Phase I and pharmacokinetic study of angiotensin-(1-7), an endogenous antiangiogenic hormone

W Jeffrey Petty, Antonius A Miller, Thomas P McCoy, Patricia E Gallagher, E Ann Tallant, Frank M Torti, W Jeffrey Petty, Antonius A Miller, Thomas P McCoy, Patricia E Gallagher, E Ann Tallant, Frank M Torti

Abstract

Purpose: Angiotensin-(1-7) [Ang-(1-7)] is an endogenous peptide hormone of the renin-angiotensin system with antiproliferative and antiangiogenic properties. The primary objective of this study was to establish the recommended phase II dose of Ang-(1-7) for treating patients with advanced cancer. Secondary objectives were to assess toxicities, pharmacokinetics, clinical activity, and plasma biomarkers.
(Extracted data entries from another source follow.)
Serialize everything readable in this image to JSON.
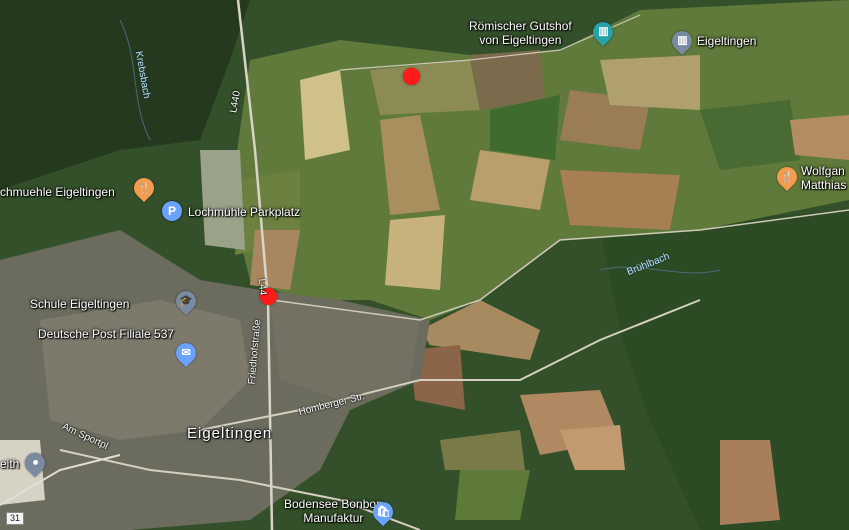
{
  "map": {
    "places": {
      "roemischer": "Römischer Gutshof\nvon Eigeltingen",
      "eigeltingen_top": "Eigeltingen",
      "lochmuehle": "chmuehle Eigeltingen",
      "parkplatz": "Lochmühle Parkplatz",
      "schule": "Schule Eigeltingen",
      "post": "Deutsche Post Filiale 537",
      "town": "Eigeltingen",
      "wolfgang": "Wolfgan\nMatthias",
      "bonbon": "Bodensee Bonbon\nManufaktur",
      "leith": "eith"
    },
    "roads": {
      "l440_north": "L440",
      "l440_south": "L44",
      "friedhof": "Friedhofstraße",
      "homberger": "Homberger Str.",
      "sportpl": "Am Sportpl",
      "shield31": "31"
    },
    "water": {
      "krebsbach": "Krebsbach",
      "bruehlbach": "Brühlbach"
    },
    "icons": {
      "museum": "museum-icon",
      "landmark": "landmark-icon",
      "restaurant": "restaurant-icon",
      "parking": "parking-icon",
      "school": "school-icon",
      "mail": "mail-icon",
      "shopping": "shopping-bag-icon",
      "pin": "location-pin-icon"
    },
    "markers": [
      "red-dot-marker",
      "red-dot-marker"
    ]
  }
}
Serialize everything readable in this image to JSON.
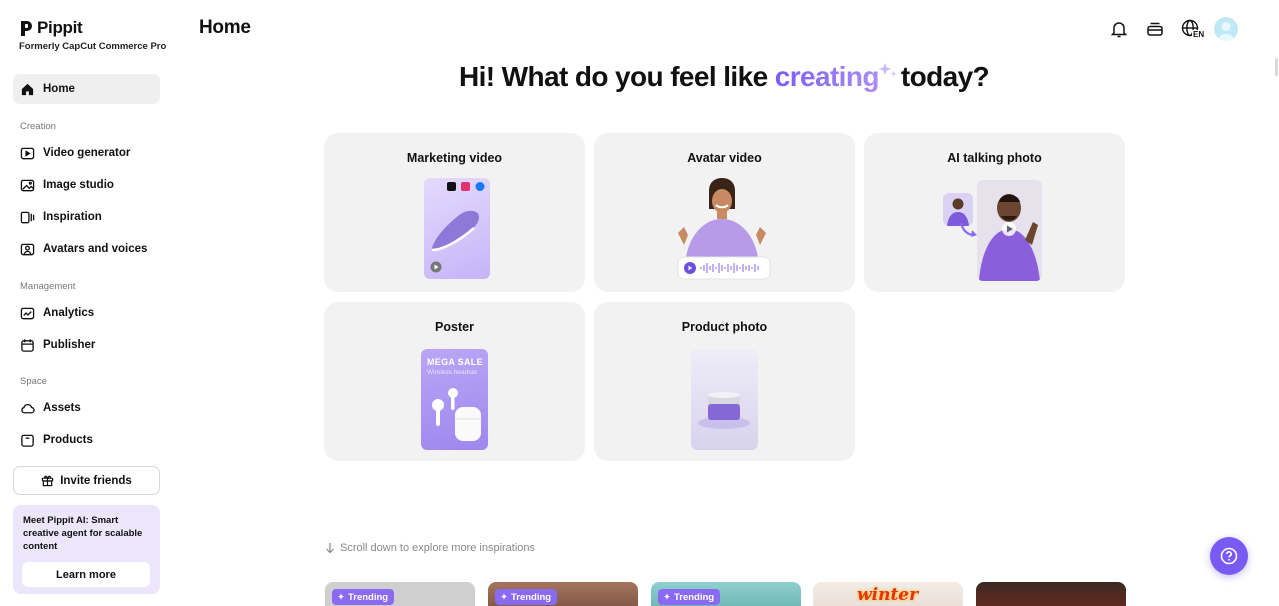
{
  "brand": {
    "name": "Pippit",
    "subtitle": "Formerly CapCut Commerce Pro"
  },
  "header": {
    "title": "Home",
    "language": "EN",
    "icons": [
      "bell-icon",
      "inbox-icon",
      "globe-icon"
    ]
  },
  "sidebar": {
    "home": "Home",
    "sections": {
      "creation": "Creation",
      "management": "Management",
      "space": "Space"
    },
    "creation_items": [
      "Video generator",
      "Image studio",
      "Inspiration",
      "Avatars and voices"
    ],
    "management_items": [
      "Analytics",
      "Publisher"
    ],
    "space_items": [
      "Assets",
      "Products"
    ],
    "invite": "Invite friends",
    "promo": {
      "text": "Meet Pippit AI: Smart creative agent for scalable content",
      "button": "Learn more"
    }
  },
  "hero": {
    "prefix": "Hi! What do you feel like",
    "accent": "creating",
    "suffix": "today?"
  },
  "cards": [
    "Marketing video",
    "Avatar video",
    "AI talking photo",
    "Poster",
    "Product photo"
  ],
  "poster": {
    "headline": "MEGA SALE",
    "subline": "Wireless headset"
  },
  "scroll_hint": "Scroll down to explore more inspirations",
  "inspirations": {
    "tag": "Trending",
    "winter_text": "winter"
  },
  "colors": {
    "accent": "#7a5af5",
    "card_bg": "#f2f2f2",
    "promo_bg": "#ece6fb"
  }
}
Experimental design: Patients with advanced solid tumors refractory to standard therapy were treated with escalating doses of Ang-(1-7) in cohorts of three patients. Ang-(1-7) was administered by s.c. injection once daily for 5 days on a 3-week cycle. Tumor measurements were done every two cycles and treatment was continued until disease progression or unacceptable toxicity.

Results: Eighteen patients were enrolled. Dose-limiting toxicities encountered at the 700 microg/kg dose included stroke (grade 4) and reversible cranial neuropathy (grade 3). Other toxicities were generally mild. One patient developed a 19% reduction in tumor measurements. Three additional patients showed clinical benefit with stabilization of disease lasting more than 3 months. On day 1, Ang-(1-7) administration led to a decrease in plasma placental growth factor (PlGF) levels in patients with clinical benefit (P = 0.04) but not in patients without clinical benefit (P = 0.25). On day 5, PlGF levels remained lower in patients with clinical benefit compared with patients without clinical benefit (P = 0.04).

Conclusions: Ang-(1-7) is a first-in-class antiangiogenic drug with activity for treating cancer that is linked to reduction of plasma PlGF levels. The recommended phase II dose is 400 microg/kg for this administration schedule.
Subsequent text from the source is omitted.